Мишель | страница 55



Они проехались бок о бок еще немного, а затем как-то само собой вышло, что уговорились встретиться завтра и снова покататься.

Мансырева тоже была не первой молодости, но по сравнению с Елизаветой Алексеевной выглядела девочкой: пока морщины не побежали по полуазиатскому лицу, пока старость не оставила на молочно-белой коже пятен и не превратила ее в пергамент, татарка казалась бесконечно юной. Особенно трогали Арсеньева ее пухлые губы. Они то шевелились — когда Анна разговаривала, то складывались в спокойную улыбку — когда она молча смотрела на него… Он разглядывал ямочки, которыми оканчивались углы ее невинного рта, и что-то в его сердце начинало медленно таять, как ледяная сосуля за щекой.

Арсеньев рассказывал ей обо всем: к примеру, о своем желании непременно завести в имении роговую музыку. Как-то раз ему доводилось слушать таковую, и впечатление до сих пор не изгладилось из памяти.

— Представьте себе, Анна Михайловна, голубчик, как сие выглядит: каждый держит только свой рожок и отвечает за единственную ноту, но уж как эта нота должна прозвучать — тут не зевай! Дуди что есть силы да еще вовремя остановись.

— Странная, должно быть, судьба: всю жизнь дудеть одну ноту, — задумчиво молвила Анна Михайловна и с таинственной улыбкой огляделась по сторонам.

Михайла Васильевич подхватил:

— Людская судьба — дело неисповедимое! Человек даже святое имя свое забывает, так и называется: к примеру, «Си Бемоль графа такого-то…».

Анна Михайловна поглядывала на него сбоку. Ей нравилось, как Арсеньев умел увлекаться — настолько, чтобы не замечать женских взоров. Однако понимала она и другое: что без их встреч он попросту умрет… И от этого ей было сладко и интересно решительно все, о чем ни рассказывал Михайла Васильевич: и о собаках, и о здешней птице со всеми ее повадками и присвистом, и о болоте, что поглотило незабвенную Дианку в день, когда народилась Марьюшка, и о новейших театральных пьесах с нотами, кои Михайла Васильевич выписывал из Петербурга…

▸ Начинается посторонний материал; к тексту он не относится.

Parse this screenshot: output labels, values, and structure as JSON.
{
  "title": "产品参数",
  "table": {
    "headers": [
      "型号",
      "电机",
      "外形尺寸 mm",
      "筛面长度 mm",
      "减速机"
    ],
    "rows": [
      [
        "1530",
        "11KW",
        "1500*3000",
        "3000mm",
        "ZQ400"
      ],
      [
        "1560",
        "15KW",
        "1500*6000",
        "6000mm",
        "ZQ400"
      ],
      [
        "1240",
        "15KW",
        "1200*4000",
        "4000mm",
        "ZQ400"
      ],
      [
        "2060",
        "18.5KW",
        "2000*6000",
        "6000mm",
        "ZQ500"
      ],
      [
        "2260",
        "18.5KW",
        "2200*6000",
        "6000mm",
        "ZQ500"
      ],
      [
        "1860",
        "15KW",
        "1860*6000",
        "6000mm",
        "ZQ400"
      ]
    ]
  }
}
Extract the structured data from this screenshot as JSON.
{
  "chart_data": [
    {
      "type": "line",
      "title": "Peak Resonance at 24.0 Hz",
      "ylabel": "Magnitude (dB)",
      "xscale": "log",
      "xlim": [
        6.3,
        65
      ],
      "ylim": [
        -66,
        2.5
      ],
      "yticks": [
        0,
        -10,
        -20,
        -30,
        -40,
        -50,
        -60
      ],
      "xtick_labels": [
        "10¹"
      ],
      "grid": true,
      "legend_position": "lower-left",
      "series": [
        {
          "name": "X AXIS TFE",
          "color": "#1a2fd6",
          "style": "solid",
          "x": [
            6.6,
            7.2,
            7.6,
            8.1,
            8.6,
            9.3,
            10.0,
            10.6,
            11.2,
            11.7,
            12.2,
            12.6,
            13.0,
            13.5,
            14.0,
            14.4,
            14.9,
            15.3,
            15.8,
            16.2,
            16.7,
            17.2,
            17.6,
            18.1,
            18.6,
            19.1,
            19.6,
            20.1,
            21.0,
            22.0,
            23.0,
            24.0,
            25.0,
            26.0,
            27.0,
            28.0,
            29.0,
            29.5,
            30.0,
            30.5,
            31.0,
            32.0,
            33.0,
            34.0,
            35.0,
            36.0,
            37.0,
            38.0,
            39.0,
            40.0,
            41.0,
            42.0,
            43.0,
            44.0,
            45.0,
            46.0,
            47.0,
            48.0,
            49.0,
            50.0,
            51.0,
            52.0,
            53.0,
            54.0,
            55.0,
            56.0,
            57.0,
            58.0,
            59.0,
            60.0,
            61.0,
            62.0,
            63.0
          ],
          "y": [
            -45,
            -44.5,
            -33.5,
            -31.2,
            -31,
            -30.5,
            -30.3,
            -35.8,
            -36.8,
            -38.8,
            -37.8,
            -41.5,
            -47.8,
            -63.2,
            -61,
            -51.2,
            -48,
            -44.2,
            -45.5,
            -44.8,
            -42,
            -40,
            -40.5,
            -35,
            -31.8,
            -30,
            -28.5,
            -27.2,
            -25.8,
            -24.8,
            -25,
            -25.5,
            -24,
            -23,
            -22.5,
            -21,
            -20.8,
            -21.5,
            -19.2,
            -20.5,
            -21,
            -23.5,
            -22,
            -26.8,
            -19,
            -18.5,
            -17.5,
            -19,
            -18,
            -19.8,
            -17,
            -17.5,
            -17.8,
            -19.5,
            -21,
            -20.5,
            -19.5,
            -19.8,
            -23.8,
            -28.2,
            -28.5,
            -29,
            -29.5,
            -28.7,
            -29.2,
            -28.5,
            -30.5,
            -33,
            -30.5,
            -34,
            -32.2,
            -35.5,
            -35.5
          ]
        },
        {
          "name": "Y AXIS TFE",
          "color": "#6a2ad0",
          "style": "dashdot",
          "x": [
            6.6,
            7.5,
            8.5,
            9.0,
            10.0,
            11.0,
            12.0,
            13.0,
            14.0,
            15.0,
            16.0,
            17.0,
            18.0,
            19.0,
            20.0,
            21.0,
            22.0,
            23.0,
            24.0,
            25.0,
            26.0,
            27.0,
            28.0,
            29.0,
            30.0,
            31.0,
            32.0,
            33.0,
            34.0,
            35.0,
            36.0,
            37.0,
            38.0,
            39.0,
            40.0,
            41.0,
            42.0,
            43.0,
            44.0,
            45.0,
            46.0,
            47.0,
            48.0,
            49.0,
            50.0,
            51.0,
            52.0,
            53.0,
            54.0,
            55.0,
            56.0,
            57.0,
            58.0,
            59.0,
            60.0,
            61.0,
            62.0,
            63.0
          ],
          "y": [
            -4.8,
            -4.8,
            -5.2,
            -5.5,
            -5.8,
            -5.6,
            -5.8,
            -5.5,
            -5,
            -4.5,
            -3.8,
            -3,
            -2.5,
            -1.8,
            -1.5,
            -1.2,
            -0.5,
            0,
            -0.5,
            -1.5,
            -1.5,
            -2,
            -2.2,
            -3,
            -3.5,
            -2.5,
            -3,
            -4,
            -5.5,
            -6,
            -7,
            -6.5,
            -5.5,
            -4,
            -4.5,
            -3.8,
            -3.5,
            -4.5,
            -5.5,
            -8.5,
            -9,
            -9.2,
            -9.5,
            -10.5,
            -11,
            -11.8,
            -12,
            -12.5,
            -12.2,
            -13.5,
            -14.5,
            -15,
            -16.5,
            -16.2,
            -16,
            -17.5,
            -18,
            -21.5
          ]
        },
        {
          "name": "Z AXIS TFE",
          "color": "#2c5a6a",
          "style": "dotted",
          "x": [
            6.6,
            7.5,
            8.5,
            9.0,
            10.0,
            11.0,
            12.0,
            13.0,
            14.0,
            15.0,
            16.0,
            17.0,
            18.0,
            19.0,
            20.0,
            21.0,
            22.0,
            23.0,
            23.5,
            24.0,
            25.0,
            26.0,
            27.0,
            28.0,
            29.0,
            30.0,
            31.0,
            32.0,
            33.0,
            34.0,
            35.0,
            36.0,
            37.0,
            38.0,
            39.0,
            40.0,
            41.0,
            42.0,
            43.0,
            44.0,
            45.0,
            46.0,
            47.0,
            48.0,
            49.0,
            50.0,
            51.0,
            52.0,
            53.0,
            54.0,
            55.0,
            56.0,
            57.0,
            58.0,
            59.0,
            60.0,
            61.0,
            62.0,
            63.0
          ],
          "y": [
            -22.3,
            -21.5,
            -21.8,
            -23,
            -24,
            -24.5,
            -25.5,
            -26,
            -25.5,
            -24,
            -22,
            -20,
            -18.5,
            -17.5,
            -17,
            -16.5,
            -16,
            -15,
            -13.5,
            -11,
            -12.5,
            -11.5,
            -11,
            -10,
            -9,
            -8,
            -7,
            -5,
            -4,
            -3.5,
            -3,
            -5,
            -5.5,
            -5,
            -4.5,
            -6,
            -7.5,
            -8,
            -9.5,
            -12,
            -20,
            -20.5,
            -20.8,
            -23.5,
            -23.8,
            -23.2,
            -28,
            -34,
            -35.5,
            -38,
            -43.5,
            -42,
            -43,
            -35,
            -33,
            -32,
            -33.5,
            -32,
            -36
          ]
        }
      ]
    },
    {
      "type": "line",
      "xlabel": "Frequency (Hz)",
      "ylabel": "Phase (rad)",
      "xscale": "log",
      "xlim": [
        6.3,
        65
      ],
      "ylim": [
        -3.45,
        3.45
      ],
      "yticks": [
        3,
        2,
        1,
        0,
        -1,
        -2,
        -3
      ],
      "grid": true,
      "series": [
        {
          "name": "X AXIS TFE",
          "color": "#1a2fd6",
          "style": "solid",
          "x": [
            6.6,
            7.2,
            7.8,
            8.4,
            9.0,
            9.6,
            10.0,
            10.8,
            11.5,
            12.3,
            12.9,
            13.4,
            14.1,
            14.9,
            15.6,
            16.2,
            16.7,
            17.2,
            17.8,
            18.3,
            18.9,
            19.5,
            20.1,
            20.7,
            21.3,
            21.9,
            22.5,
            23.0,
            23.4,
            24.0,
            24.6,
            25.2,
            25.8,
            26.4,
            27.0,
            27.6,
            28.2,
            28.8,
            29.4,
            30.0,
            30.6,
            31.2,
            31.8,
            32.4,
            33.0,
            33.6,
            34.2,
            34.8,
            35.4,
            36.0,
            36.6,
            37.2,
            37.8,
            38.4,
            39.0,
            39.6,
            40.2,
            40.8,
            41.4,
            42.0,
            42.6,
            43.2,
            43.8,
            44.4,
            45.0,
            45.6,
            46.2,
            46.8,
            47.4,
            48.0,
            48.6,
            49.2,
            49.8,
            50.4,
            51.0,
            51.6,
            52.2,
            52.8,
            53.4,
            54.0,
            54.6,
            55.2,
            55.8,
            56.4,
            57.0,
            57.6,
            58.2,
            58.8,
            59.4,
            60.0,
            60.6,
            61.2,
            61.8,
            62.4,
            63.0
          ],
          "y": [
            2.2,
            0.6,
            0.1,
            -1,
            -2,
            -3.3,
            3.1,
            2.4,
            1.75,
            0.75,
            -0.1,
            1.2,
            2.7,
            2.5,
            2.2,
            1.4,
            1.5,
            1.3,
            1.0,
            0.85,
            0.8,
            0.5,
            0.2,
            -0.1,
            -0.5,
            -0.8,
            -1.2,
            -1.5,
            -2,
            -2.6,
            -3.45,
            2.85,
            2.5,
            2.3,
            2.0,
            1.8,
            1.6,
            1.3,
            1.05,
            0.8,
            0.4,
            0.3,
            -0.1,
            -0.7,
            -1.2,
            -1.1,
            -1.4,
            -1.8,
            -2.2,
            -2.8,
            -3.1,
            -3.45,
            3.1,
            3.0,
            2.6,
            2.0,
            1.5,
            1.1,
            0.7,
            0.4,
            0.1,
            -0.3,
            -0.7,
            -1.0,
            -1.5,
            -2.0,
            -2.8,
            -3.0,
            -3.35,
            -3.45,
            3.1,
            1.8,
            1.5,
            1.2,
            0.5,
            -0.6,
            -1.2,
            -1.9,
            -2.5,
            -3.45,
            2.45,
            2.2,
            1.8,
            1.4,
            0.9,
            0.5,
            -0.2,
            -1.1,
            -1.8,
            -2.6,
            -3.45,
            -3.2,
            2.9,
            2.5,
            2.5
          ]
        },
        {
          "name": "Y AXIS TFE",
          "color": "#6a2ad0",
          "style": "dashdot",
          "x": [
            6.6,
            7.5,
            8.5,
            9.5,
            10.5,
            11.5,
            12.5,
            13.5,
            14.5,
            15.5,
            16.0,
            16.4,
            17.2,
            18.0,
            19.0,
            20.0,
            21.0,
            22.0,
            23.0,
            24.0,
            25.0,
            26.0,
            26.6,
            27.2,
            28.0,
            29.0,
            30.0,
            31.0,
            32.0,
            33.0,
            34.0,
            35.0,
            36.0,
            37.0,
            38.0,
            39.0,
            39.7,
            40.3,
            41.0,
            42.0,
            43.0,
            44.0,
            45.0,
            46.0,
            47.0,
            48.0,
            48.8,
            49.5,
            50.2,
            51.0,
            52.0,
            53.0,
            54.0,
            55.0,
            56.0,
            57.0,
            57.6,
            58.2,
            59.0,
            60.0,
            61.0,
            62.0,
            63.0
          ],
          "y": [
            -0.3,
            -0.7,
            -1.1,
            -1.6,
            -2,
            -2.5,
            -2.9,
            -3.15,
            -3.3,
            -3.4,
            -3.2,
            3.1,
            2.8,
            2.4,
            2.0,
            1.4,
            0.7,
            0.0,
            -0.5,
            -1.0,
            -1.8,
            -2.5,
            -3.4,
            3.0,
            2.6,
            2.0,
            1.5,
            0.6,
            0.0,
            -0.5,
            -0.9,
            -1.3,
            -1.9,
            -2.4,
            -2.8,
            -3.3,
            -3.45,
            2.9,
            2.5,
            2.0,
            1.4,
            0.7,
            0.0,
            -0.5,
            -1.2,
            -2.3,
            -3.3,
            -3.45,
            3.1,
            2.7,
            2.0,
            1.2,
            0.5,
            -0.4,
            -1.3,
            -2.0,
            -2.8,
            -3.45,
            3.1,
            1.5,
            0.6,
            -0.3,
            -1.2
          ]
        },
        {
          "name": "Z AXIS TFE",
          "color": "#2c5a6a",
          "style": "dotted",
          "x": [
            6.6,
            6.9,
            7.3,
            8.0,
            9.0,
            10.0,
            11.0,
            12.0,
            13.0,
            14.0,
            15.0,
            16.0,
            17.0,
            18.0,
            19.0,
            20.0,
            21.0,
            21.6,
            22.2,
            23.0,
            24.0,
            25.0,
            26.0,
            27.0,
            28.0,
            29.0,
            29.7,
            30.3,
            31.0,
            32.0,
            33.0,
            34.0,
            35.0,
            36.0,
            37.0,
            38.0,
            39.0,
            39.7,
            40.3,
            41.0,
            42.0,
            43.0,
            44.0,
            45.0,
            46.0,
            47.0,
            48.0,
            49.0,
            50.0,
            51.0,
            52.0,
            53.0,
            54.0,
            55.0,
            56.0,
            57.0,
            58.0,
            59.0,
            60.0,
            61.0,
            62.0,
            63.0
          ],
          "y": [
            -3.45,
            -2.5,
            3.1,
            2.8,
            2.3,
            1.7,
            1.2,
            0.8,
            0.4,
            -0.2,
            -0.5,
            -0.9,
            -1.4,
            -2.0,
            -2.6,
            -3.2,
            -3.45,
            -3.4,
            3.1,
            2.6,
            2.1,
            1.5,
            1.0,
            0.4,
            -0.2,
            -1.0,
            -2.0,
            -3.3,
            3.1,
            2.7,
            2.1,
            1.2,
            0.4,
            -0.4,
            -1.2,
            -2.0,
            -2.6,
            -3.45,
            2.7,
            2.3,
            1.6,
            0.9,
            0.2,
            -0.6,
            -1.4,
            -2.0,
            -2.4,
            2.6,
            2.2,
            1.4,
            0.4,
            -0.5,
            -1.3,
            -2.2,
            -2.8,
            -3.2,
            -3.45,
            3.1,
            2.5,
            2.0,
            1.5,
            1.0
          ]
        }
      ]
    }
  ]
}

— Вот вообразите, Анна Михайловна, какая безжалостная скотина — человек. Отправились раз мы со Степаном Степановичем — это сосед наш, вы с ним непременно познакомитесь, только он бурбон, — бить птицу, — рассказывал Арсеньев. — Взяли с собой моего Тимошку да его Ерошку — оба продувные бестии. Нагрузили их напитками — на тот случай, если потребуется немедленно согреться, — и кое-какой закуской, все это в корзинах упаковано… Идем, хорошо. Идем. Тут — озеро. Я вам потом покажу, очень красивое. Кувшинки, лилии всякие. Мы засели в кустах. Птицы пока нет. Стало нам холодно. Подозвали Ерошку с Тимошкой, стали согреваться. Согреваемся, согреваемся — согрелись… Вдруг Степан Степаныч говорит: «А вон там, Михайла Василич, вроде как гусь сидит на воде». Я привстал: точно, что-то белое плавает, на волнах меленько так покачивается. Но что-то мне сдается, что это вовсе не гусь. Я ему говорю: «А мне сдается, Степан Степаныч, что это вовсе не гусь, а нечто иное… Вроде как человек там купается. Должно быть, девки пошли на озеро». Он присмотрелся. «Нет, говорит, должно быть, гусь. Сейчас я его сниму выстрелом». И за ружье. Я его за руку взял, остановил. «А вдруг, говорю, это вовсе не гусь, а девки купаются? Подстрелим какую-нибудь — жалко будет». Он тут прищурился и говорит: «Может, и девки… А может — и гусь!» И что бы вы думали, Анна Михайловна? Тотчас же мы с ним оба за ружья — и пальнули!